Huh? But I thought it was pedal to the metal on tariffs and Jerome’s got to go?
I guess that was yesterday and last week, and Tuesday is a different ballgame. Does make you wonder what Wednesday will bring though, eh?
That’s kind of the point I’m trying to make here. It would be pretty naïve to think this is it, the trade war’s over.
No way. There’s definitely going to be another twist in this tale. Heck, I wouldn’t be surprised if Trump threatens Powell’s job again. Or if tariffs on China go even higher, somehow.
It is this very uncertainty that has led to so much volatility in the markets, whether it’s stocks or bonds.
The stock market has gotten pummeled and mortgage rates, very recently trending down to the low 6s, are back to basically 7%.
And they’re there at the worst possible time, the spring home buying season. Not great with inventory beginning to pile up as affordability remains out of reach for many.
I Still Expect Lower Mortgage Rates in the Third Quarter and Onward
While it’s next to impossible to know what’s next in this trade war saga, chances are it’ll go on a bit longer.
As Trump said, there’s still time and apparently no rush to make a deal. But the more important piece is that a deal will come.
So it might be best to just zoom out and ignore all the short-term noise while this evolves (and devolves) and hopefully gets better again.

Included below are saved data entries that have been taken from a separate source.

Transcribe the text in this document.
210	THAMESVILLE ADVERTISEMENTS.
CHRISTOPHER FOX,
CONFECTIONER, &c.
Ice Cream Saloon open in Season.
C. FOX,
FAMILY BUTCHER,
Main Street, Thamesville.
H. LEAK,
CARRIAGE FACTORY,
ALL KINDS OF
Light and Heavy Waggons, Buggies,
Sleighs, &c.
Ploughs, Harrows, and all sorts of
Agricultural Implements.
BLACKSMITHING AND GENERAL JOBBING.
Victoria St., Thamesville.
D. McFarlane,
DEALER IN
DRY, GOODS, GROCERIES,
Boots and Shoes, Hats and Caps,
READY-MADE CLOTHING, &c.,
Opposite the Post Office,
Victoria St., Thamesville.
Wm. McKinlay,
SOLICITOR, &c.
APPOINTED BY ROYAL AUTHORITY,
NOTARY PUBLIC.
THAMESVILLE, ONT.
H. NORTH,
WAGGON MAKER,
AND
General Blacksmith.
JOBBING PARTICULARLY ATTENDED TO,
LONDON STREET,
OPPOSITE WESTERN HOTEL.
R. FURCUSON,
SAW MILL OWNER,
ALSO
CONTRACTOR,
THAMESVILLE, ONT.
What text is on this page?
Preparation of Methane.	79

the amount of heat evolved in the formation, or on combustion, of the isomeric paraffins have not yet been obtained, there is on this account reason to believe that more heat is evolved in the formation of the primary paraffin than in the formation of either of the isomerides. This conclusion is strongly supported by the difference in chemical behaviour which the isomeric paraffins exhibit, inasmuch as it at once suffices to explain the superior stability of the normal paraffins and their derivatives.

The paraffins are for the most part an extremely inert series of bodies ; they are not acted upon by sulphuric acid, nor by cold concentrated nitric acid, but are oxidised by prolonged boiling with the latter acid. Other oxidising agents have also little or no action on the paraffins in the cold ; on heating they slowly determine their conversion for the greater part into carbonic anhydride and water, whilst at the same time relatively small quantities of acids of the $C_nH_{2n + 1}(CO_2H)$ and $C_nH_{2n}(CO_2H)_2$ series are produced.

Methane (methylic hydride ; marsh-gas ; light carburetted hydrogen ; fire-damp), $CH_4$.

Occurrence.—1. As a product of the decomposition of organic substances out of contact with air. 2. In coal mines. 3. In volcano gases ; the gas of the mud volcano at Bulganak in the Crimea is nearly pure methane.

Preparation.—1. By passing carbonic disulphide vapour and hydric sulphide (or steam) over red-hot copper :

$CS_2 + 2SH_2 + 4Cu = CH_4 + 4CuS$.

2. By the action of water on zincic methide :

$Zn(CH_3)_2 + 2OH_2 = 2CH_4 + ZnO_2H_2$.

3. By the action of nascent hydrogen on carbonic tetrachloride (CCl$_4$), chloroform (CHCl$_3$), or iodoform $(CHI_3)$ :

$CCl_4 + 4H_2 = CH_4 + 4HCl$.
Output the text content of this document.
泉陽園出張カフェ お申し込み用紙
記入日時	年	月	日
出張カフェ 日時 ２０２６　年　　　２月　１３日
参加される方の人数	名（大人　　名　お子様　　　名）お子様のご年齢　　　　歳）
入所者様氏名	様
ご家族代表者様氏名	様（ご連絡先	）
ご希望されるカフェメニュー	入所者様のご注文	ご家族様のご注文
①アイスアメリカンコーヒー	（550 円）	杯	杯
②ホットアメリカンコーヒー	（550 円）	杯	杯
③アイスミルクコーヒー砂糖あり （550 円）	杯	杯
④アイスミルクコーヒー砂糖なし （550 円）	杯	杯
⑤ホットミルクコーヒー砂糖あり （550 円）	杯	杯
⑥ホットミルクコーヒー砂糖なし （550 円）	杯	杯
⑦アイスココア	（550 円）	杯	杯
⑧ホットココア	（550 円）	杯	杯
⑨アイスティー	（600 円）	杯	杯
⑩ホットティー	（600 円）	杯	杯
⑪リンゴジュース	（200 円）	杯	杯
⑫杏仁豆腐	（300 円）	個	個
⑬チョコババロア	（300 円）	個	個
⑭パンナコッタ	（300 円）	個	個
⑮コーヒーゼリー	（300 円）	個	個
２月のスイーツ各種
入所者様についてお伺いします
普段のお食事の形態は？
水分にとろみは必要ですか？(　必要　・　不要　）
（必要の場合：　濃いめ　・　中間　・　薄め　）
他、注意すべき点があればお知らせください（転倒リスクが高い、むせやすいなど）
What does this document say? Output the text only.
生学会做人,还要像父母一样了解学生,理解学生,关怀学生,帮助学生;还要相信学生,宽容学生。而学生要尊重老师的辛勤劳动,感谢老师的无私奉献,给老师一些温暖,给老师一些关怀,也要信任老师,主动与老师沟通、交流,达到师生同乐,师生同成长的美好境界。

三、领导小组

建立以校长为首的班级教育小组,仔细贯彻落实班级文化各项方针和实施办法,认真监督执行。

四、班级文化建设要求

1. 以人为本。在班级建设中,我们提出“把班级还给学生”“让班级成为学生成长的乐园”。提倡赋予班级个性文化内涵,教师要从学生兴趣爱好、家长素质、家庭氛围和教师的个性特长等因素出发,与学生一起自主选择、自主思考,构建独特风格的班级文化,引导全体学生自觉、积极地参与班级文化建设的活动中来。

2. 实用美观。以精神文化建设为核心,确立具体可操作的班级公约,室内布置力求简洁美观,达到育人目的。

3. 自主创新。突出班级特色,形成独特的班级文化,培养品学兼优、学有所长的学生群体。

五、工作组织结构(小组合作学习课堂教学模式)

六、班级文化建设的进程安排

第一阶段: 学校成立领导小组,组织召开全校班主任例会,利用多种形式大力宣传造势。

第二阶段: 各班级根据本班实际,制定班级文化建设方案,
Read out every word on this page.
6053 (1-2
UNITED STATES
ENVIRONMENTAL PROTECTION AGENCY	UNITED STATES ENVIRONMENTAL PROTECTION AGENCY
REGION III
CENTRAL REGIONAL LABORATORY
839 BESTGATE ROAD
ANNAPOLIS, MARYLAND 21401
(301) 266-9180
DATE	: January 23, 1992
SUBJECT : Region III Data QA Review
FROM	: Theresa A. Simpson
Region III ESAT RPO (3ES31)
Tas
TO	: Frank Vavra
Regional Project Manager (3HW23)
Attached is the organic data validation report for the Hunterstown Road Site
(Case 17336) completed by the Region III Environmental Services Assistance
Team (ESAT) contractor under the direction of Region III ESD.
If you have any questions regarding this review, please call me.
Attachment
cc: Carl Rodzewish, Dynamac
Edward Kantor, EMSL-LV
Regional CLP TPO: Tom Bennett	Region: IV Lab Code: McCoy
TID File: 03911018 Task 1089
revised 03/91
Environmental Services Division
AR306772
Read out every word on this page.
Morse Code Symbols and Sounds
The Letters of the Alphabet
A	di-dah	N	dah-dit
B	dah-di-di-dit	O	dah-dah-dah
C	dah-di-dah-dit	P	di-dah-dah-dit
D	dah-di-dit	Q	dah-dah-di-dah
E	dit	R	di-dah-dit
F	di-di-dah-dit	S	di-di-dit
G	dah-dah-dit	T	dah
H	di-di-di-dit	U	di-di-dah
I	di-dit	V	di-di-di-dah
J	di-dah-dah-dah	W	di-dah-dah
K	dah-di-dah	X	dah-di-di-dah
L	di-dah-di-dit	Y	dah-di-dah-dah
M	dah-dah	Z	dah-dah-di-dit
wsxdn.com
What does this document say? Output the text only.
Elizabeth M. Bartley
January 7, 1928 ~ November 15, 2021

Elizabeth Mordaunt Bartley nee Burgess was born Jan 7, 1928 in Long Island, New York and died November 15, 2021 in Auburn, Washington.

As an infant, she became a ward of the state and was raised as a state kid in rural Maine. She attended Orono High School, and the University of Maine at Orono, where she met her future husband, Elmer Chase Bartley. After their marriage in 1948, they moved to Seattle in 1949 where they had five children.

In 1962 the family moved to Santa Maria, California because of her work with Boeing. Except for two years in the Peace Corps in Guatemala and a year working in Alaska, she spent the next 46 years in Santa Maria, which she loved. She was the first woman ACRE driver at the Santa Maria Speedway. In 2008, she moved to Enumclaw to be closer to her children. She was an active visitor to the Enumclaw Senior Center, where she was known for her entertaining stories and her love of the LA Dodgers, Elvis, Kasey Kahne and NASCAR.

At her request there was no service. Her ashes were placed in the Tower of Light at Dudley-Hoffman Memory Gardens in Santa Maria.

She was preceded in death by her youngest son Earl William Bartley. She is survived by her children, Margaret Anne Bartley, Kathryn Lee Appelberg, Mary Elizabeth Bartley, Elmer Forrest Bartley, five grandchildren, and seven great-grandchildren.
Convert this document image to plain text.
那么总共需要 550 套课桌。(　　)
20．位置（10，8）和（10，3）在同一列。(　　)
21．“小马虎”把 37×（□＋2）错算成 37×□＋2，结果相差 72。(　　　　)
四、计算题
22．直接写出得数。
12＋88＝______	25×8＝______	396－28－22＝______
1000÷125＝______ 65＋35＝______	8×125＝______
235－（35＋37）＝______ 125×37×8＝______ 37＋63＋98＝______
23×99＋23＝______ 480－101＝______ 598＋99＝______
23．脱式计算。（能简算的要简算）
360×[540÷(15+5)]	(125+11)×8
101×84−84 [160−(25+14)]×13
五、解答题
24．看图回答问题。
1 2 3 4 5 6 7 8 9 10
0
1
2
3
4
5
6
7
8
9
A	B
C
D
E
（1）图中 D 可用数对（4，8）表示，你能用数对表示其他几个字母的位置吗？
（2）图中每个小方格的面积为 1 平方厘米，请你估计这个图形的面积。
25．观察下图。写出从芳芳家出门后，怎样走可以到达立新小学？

How long might that take? Well, perhaps we should just throw out the second quarter, which ends on June 30th.
Just be patient and wait for a resolution. Of course, prospective home buyers can’t just sit around and wait if they happen to find a property they like.
They might have to settle for a higher mortgage rate. The same goes for existing homeowners looking for rate relief from a rate and term refinance. Might have to hold out a little longer.
But I do still think relief is coming in the second half of the year. And that would align with my 2025 mortgage rate prediction, which has the 30-year rising in the second quarter before falling in Q3 and Q4.
In fact, I have the 30-year dropping to 6.25% in the third quarter, then to 5.875% by the fourth quarter.
It just might be (probably will be) choppy along the way. And while I’m hopeful my prediction comes true, we can’t rule anything out with this administration.
Things might get worse before they get better.